Taipan kelahiran Sulawesi Tengah ini ingin mengubah Pasar Senen menjadi pasar modern. Bersamaan dengan itu, pemerintah daerah juga membentuk badan yang mengatur masalah perpasaran di Jakarta, yakni PD Pasar Jaya pada 1966.

Ali Sadikin pun naik menjadi Gubernur DKI Jakarta di tahun tersebut. Pasar di Jakarta, menurut dia, masih kurang dari segi perencanaan wilayah, kondisi bangunan, kebersihan, hingga fasilitas. Visinya untuk memperbaiki pasar ini pun selaras dengan kebijakan ekonomi Kabinet Ampera untuk membuka peluang bagi swasta. 

Gayung bersambut, Bang Ali lalu bekerjasama dengan Ciputra untuk memperbaiki kawasan Pasar Senen dengan Proyek Pasar Senen. Ia juga menciptakan badan Pengembang Pembangunan Lingkungan Senen alias PPLS. 

Langkah pertama proyek ini adalah memindahkan lokasi pasar. Wilayah pasar lama pun dipindah ke depan Stasiun Kereta Api Senen dan di sekitar kawasan Jalan Kramat Bunder. Selain itu, warga yang tinggal di kampung sekitar pasar, yakni kampung Jagal, dipindah ke wilayah Kramat Sentiong. 

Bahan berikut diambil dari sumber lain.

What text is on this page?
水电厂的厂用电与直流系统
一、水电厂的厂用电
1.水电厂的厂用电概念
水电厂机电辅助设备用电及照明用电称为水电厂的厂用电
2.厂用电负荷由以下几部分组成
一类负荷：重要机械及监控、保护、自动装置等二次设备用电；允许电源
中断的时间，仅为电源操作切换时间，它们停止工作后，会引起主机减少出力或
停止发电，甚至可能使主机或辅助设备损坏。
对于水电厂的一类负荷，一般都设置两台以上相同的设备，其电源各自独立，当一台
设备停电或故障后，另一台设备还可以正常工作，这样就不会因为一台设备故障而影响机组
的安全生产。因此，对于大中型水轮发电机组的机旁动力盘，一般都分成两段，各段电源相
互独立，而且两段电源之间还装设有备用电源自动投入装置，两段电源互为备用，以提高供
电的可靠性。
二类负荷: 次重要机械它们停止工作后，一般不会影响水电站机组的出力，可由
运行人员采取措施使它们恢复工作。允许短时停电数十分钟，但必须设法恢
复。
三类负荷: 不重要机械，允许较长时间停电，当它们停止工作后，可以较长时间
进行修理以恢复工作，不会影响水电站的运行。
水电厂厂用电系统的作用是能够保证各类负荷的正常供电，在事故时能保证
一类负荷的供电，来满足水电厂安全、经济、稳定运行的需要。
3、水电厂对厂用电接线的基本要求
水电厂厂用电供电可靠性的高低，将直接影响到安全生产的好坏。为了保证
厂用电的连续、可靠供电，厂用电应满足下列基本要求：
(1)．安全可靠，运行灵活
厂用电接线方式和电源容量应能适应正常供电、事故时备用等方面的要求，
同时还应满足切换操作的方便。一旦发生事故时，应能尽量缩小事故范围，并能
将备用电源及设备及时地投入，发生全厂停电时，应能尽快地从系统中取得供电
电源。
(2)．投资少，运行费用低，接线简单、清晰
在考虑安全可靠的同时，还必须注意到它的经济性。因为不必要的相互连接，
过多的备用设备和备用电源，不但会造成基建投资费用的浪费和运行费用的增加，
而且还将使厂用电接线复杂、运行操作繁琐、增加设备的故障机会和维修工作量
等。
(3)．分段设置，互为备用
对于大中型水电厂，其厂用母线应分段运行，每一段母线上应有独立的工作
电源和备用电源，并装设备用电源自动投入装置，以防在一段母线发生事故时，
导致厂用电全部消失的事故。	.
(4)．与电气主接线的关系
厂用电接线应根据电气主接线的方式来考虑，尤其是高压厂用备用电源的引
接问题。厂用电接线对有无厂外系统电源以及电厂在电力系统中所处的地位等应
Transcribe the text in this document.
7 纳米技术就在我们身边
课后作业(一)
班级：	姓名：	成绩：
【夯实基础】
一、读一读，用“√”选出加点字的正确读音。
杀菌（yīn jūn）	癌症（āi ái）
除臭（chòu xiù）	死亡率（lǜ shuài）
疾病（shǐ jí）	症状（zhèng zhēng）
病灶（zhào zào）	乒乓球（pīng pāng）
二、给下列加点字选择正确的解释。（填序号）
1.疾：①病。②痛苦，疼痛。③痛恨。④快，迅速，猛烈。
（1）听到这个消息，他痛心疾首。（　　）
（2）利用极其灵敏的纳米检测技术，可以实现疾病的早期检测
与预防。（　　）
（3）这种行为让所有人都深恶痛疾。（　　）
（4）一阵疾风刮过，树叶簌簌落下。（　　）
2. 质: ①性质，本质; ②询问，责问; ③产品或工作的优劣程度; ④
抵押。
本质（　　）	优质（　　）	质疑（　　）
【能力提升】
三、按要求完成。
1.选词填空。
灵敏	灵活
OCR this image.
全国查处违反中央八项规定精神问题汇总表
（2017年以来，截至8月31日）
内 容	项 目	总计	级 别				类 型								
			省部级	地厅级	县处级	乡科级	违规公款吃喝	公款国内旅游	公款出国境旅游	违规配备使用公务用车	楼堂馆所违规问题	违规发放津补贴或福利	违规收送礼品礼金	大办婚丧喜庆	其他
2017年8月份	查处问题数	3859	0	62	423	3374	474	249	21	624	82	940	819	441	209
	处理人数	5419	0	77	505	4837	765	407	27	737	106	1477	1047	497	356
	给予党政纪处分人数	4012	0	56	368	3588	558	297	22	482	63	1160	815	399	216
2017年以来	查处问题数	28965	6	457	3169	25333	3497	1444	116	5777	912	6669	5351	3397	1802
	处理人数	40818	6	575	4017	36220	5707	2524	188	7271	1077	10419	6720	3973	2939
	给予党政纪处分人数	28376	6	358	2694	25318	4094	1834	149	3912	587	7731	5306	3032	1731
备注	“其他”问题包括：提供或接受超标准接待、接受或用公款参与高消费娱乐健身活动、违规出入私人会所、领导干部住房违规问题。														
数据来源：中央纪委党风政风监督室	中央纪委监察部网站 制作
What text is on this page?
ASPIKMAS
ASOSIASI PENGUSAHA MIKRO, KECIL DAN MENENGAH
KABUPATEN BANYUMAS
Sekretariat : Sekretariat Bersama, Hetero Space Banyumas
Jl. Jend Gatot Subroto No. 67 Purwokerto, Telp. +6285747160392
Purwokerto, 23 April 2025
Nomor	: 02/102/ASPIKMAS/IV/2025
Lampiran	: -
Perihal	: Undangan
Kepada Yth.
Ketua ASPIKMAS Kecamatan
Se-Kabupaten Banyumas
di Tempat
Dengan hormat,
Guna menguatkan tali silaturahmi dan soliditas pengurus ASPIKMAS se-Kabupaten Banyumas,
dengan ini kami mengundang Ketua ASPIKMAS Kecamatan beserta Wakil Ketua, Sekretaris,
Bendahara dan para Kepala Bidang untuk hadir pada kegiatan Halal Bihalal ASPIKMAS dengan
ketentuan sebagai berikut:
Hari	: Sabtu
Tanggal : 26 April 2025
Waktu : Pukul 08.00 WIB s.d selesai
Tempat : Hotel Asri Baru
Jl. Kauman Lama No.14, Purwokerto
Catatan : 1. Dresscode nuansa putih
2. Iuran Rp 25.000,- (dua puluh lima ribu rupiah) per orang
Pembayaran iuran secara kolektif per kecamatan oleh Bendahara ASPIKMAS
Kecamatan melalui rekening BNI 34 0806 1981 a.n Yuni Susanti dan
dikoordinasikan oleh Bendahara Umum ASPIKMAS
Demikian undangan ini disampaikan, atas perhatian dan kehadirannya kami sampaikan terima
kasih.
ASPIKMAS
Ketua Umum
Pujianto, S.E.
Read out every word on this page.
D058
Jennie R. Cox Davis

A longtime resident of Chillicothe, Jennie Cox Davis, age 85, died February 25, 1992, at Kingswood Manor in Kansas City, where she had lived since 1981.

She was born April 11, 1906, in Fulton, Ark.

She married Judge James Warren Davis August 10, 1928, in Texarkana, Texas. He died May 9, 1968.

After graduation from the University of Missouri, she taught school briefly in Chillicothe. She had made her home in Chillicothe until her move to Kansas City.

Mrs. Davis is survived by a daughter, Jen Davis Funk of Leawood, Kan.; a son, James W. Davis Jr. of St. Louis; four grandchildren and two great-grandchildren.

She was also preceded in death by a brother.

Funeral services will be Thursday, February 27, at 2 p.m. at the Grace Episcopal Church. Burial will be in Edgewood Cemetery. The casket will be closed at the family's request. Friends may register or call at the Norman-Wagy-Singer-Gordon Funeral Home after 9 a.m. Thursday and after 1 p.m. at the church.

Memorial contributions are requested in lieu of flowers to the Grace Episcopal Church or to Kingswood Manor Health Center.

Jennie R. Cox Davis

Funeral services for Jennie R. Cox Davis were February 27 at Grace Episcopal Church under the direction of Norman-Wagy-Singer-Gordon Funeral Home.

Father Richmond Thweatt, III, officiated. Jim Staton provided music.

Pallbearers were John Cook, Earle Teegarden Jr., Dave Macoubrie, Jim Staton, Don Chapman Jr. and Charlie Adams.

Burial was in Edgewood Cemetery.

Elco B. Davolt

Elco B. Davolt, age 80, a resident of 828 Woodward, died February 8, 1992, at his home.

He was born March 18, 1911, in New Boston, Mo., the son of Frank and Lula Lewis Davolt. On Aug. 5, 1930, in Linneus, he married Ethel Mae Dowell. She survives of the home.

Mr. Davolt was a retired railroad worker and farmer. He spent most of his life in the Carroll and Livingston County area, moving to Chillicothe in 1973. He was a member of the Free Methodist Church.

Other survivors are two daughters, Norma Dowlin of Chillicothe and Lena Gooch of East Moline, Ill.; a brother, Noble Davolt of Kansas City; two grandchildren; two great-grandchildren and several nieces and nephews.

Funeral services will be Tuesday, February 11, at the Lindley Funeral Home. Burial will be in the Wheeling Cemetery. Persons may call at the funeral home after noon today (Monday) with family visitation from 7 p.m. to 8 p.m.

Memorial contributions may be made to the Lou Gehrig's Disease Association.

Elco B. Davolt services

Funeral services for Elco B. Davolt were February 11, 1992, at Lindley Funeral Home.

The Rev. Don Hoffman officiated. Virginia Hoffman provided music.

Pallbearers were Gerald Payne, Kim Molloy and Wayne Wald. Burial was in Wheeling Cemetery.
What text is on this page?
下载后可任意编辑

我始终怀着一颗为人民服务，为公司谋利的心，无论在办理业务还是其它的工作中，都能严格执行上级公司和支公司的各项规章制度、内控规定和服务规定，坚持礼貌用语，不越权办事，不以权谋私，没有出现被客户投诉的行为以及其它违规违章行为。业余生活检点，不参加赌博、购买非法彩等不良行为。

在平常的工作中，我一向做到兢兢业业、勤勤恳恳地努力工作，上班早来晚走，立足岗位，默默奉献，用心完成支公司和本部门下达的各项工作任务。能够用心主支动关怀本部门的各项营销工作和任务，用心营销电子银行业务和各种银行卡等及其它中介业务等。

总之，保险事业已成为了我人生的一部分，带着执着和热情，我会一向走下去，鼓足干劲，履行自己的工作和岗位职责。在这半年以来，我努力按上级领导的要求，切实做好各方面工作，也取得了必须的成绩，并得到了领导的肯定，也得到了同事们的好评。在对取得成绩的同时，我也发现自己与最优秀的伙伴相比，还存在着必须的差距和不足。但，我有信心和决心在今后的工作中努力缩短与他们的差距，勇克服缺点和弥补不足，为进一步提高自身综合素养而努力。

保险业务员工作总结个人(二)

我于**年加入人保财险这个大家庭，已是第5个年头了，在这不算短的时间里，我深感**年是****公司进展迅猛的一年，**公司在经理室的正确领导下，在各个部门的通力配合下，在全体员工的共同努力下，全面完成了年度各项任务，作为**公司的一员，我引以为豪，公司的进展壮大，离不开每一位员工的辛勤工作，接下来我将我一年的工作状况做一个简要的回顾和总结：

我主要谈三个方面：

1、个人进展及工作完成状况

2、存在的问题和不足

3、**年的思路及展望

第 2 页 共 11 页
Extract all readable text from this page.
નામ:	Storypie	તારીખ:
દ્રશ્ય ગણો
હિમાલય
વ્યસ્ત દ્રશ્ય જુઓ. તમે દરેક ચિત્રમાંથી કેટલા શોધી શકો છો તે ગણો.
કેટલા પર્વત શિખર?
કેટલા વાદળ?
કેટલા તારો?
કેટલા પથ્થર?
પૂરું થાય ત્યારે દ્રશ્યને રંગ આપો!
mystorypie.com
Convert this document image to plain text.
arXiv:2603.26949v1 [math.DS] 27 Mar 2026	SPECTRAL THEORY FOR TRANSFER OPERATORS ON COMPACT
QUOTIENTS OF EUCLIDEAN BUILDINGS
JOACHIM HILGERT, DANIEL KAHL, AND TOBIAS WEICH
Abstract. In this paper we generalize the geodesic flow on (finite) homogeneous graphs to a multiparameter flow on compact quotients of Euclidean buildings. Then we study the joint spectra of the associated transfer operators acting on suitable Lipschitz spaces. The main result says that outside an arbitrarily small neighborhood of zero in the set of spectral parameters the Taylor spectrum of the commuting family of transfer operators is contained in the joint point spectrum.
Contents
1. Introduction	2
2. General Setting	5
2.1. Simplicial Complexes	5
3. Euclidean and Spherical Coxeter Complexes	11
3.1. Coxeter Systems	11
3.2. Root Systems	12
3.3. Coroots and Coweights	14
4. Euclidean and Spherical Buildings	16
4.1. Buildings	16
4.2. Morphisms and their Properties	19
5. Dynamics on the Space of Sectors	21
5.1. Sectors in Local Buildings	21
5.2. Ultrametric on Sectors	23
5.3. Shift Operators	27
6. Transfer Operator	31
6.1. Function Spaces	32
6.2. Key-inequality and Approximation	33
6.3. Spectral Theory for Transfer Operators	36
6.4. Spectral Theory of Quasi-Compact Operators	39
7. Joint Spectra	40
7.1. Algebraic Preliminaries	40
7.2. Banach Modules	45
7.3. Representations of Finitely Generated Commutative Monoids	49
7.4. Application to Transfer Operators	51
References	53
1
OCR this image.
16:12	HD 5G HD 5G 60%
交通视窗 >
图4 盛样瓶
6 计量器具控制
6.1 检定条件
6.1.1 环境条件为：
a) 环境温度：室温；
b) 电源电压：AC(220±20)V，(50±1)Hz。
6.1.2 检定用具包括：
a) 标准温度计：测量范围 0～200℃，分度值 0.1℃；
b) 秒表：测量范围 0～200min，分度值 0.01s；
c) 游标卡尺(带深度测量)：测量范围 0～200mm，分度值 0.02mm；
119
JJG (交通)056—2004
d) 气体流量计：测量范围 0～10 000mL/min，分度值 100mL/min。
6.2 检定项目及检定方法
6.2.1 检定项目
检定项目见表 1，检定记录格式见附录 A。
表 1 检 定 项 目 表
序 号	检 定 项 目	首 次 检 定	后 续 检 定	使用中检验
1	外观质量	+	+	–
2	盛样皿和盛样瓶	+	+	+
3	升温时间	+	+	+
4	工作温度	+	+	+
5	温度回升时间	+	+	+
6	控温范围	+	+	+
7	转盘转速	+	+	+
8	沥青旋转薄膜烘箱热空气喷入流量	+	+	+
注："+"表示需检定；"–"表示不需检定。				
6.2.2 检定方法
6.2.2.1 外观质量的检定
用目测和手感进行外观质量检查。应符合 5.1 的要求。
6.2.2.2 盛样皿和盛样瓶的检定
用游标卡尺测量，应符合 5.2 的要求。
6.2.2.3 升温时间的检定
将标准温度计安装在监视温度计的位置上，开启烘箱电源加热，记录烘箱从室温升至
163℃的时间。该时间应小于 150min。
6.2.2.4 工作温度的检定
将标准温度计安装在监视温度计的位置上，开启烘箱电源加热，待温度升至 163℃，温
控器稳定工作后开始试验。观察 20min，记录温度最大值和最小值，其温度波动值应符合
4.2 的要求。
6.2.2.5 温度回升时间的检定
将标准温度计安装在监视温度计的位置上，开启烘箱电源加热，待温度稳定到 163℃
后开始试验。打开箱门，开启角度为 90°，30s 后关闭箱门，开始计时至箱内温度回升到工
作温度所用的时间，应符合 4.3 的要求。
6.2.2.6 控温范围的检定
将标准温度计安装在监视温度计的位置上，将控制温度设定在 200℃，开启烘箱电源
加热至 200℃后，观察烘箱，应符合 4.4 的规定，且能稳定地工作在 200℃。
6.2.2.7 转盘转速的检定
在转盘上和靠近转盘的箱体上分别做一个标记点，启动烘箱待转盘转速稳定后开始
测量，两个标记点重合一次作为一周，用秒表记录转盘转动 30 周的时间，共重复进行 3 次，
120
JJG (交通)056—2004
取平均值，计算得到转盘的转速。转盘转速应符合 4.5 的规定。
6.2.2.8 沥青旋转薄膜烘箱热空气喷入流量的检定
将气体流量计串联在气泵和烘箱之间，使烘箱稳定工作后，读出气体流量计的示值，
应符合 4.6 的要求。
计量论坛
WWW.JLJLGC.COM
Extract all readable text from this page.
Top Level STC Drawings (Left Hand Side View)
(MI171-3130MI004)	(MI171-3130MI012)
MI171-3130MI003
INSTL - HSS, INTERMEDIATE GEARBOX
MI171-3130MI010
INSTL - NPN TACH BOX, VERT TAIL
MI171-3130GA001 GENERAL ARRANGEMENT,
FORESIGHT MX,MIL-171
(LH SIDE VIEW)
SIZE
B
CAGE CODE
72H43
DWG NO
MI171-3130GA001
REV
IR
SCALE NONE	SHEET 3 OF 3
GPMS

Meski awalnya relokasi berlangsung pelik, akhirnya warga mau pindah asal Masjid Jagal tidak diratakan. Bagi mereka yang berdagang pun ditawarkan mengisi kios di Pasar Senen. 

Pasar Senen yang dibangun oleh PT Pembangunan Jaya dan Ciputra selaku pengembang mulai beroperasi setahun kemudian, pada 1967. Di tanah seluas delapan hektar itu, berdiri gedung lima lantai sebagai pembangunan tahap pertama. Dua tahun kemudian, barulah gedung kedua berdiri.

“Senen kini menjelma menjadi sebuah pusat perbelanjaan pertama dan terbaik di ibukota dan Indonesia. Bahkan Senen tercatat paling modern di Asia Tenggara pada saat itu,” kata Annissa Ferissa, penulis jurnal tersebut.